By Tom Anderson & Therezia Cooper
Corporate Occupation visited the fields of the illegal settlement of Kalia, a settlement kibbutz on the coast of the Dead Sea, on the 26th January 2013.
Carmel-Agrexco was Israel’s main agricultural export company, exporting 70% of all fresh produce from Israel’s illegal settlements, until September 2011 when it was formally liquidated, partly due to pressure from the global Boycott, Divestment and Sanctions movement. Formerly state owned, Agrexco has been privately purchased by Bickel Flowers and, according to Who Profits?, has regained a significant proportion of its former market.

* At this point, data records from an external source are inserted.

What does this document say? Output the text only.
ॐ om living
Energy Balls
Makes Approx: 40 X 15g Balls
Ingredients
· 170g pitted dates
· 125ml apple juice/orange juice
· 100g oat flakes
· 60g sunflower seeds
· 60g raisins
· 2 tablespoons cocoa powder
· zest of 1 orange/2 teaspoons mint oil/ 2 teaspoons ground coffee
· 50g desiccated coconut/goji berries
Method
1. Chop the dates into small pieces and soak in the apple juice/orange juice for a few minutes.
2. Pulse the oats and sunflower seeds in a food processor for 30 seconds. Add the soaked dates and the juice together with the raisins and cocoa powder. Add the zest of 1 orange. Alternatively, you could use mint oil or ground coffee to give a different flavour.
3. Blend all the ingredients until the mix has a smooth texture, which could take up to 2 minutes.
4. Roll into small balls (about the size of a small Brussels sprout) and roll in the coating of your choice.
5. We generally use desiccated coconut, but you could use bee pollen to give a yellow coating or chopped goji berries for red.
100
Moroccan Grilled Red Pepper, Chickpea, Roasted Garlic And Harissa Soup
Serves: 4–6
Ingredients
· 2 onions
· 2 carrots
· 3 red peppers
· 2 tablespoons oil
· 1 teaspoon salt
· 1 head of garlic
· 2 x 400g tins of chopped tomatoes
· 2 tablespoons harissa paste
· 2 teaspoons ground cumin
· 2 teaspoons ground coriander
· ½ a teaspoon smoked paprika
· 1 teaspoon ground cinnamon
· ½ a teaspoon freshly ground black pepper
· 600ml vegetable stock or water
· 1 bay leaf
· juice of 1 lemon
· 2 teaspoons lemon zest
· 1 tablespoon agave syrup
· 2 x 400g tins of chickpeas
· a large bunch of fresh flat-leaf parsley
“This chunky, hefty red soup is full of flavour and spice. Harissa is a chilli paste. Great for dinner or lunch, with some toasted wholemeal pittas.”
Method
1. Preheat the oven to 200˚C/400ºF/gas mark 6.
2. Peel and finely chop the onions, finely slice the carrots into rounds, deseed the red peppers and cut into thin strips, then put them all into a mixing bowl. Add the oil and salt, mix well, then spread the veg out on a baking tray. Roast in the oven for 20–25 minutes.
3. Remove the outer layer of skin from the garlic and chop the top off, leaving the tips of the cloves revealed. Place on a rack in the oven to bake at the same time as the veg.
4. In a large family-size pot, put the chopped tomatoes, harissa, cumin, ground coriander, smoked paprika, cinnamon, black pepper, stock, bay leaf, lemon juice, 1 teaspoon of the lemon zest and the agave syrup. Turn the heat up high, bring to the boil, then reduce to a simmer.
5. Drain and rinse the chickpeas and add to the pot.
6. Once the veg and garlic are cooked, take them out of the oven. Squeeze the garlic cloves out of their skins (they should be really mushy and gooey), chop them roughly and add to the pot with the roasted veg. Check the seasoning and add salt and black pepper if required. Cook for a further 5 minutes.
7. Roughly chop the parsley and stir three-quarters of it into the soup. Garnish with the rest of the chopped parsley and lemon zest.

A packing house bearing Agrexco signage, which was packaging goods for Agrexco’s ECOFRESH brand in 2010, was operating nearby but was packaging goods for export by other agricultural companies instead of Agrexco, indicating that Agrexco has lost some of its market in this region.

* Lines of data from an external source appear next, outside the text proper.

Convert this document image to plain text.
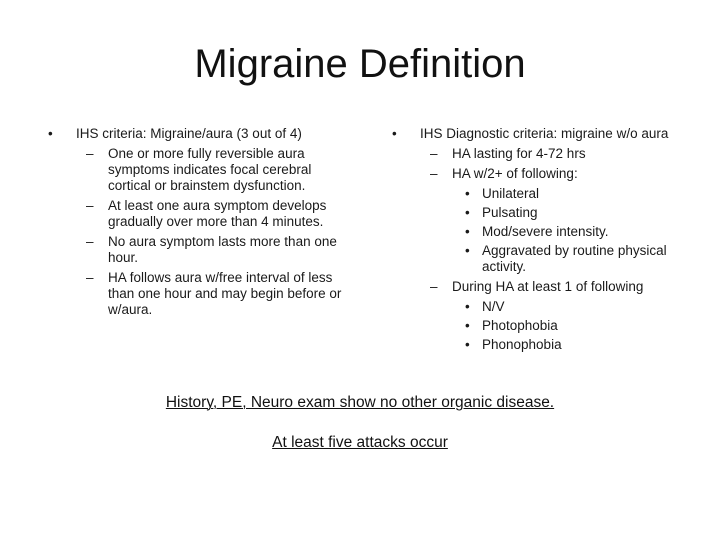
Migraine Definition
• IHS criteria: Migraine/aura (3 out of 4)
– One or more fully reversible aura symptoms indicates focal cerebral cortical or brainstem dysfunction.
– At least one aura symptom develops gradually over more than 4 minutes.
– No aura symptom lasts more than one hour.
– HA follows aura w/free interval of less than one hour and may begin before or w/aura.
• IHS Diagnostic criteria: migraine w/o aura
– HA lasting for 4-72 hrs
– HA w/2+ of following:
• Unilateral
• Pulsating
• Mod/severe intensity.
• Aggravated by routine physical activity.
– During HA at least 1 of following
• N/V
• Photophobia
• Phonophobia
History, PE, Neuro exam show no other organic disease.
At least five attacks occur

Crops were labelled as being grown for export by Carmel Agrexco. One sign read “Organic FC [Field Crops], Hayun Yitzhak”.
Signs for the Israel Bio Organic Association (IBOAA) were also present, indicating that these crops are certified organic. Organic produce is one of Israeli export companies’ biggest growth areas, with increasing demand for organic goods in Europe and with areas used for organic farming having doubled in Israel during the last decade. 75 per cent of organics are grown for export, with a massive 90 per cent destined for the EU market.

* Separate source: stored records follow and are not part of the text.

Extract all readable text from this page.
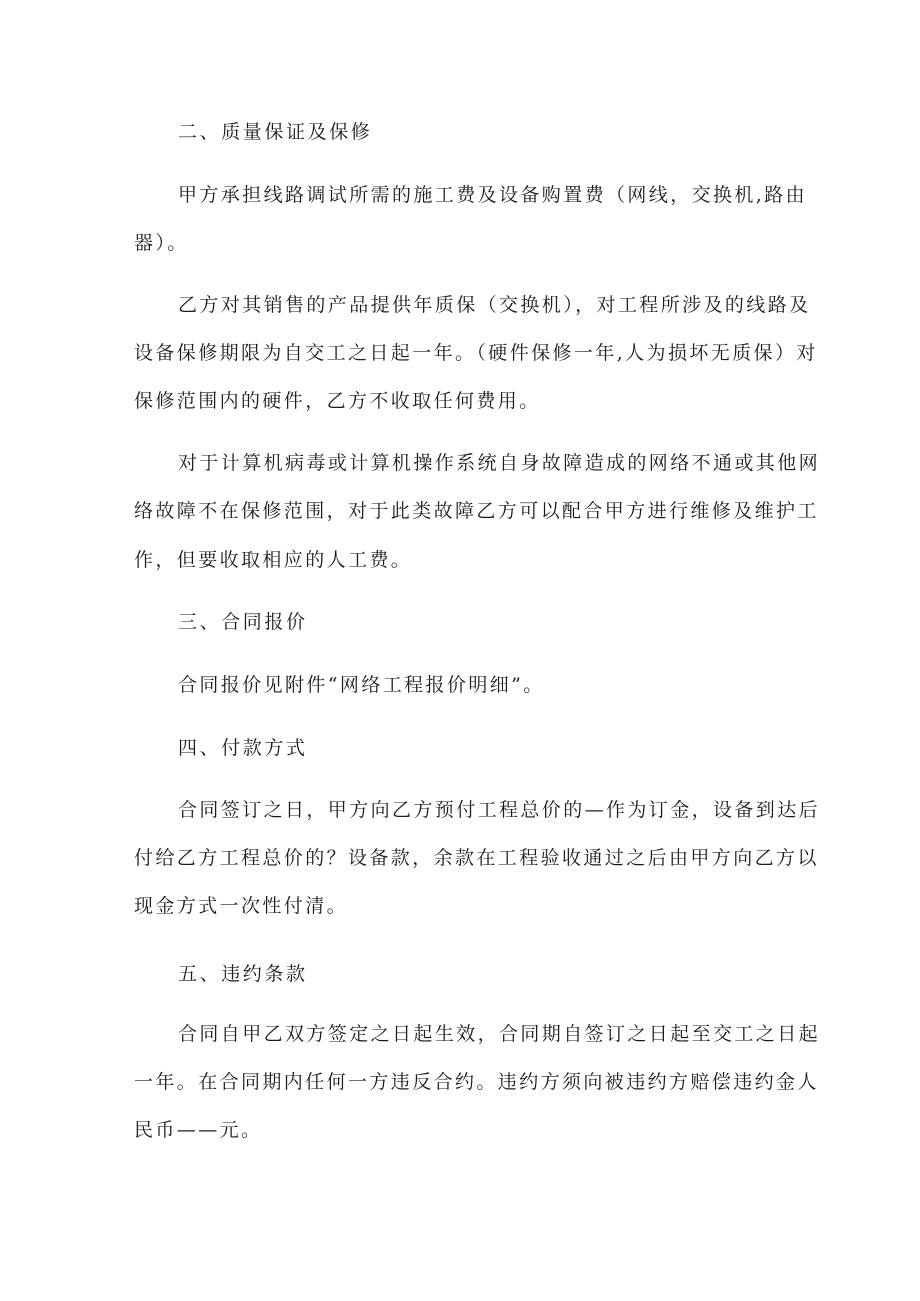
二、质量保证及保修
甲方承担线路调试所需的施工费及设备购置费（网线，交换机,路由
器）。
乙方对其销售的产品提供年质保（交换机），对工程所涉及的线路及
设备保修期限为自交工之日起一年。（硬件保修一年,人为损坏无质保）对
保修范围内的硬件，乙方不收取任何费用。
对于计算机病毒或计算机操作系统自身故障造成的网络不通或其他网
络故障不在保修范围，对于此类故障乙方可以配合甲方进行维修及维护工
作，但要收取相应的人工费。
三、合同报价
合同报价见附件“网络工程报价明细”。
四、付款方式
合同签订之日，甲方向乙方预付工程总价的—作为订金，设备到达后
付给乙方工程总价的？设备款，余款在工程验收通过之后由甲方向乙方以
现金方式一次性付清。
五、违约条款
合同自甲乙双方签定之日起生效，合同期自签订之日起至交工之日起
一年。在合同期内任何一方违反合约。违约方须向被违约方赔偿违约金人
民币——元。
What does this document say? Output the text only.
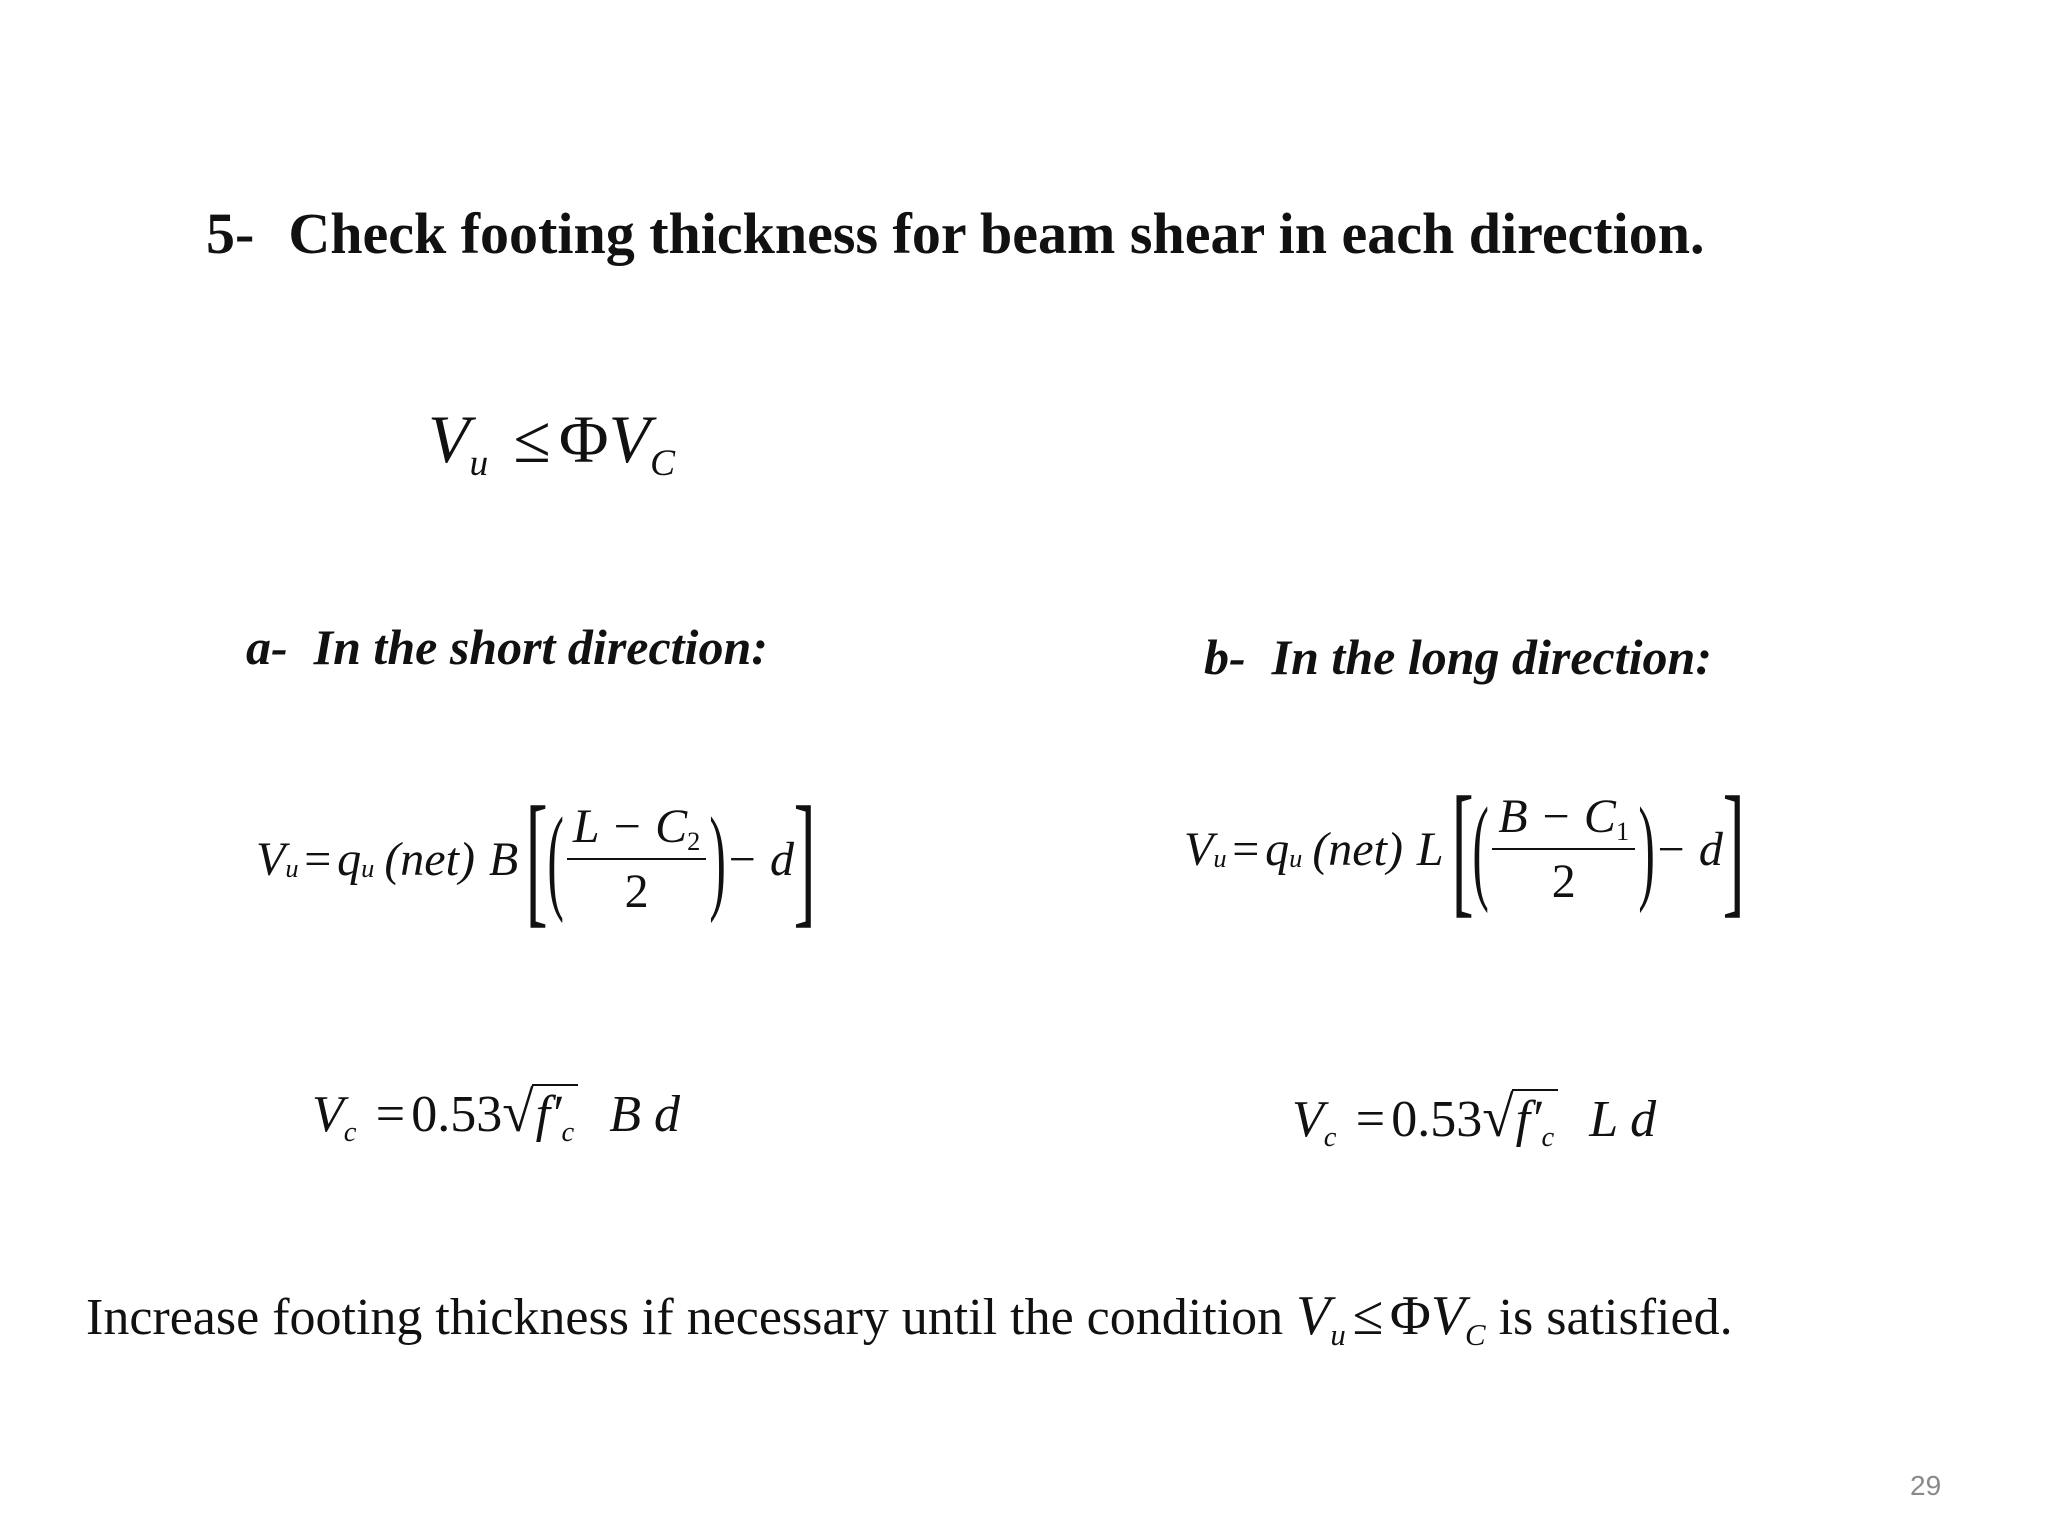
5- Check footing thickness for beam shear in each direction.
Vu ≤ ΦVC
a- In the short direction:	b- In the long direction:
V u = q u (net) B [
( $\frac{L - C2}{2}$ ) − d ]	V u = q u (net) L [
( $\frac{B - C1}{2}$ ) − d ]
Vc = 0.53√f′c B d	Vc = 0.53√f′c L d
Increase footing thickness if necessary until the condition Vu ≤ ΦVC is satisfied.
29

Corporate Watch’s previous research in the occupied territories has shown that a lot of organic produce destined for Europe originates from illegal Israeli settlements but is still packaged in boxes showing accreditation from international standard setting bodies for organic goods, such as the International Federation of Organic Agriculture Movements (IFOAM). IFOAM’s own guidelines state that its accredited operators should
“respect the rights of indigenous peoples, and should not use or exploit land whose inhabitants or farmers have been or are being impoverished, dispossessed, colonized, expelled, exiled or killed, or which is currently in dispute regarding legal or customary local rights to its use or ownership.”
The fact that these goods are certified by IBOAA suggests that they will be exported as organic despite the fact that they originate from an illegal settlement. The northern Dead Sea coast is dominated by settlements, engaging in agriculture and tourism, while Palestinians are unable to engage in any economic activity in the area save for working in the settlements’ fields as labourers.
Goods grown in illegal settlements such as Kalia do not conform to the IFOAM standards and should not be exported as organic. It is important that solidarity campaigners pressure the organic certification bodies in their countries not to certify settlement products as organic and not to accept the accreditation of IBOAA when establishing whether goods conform to international standards.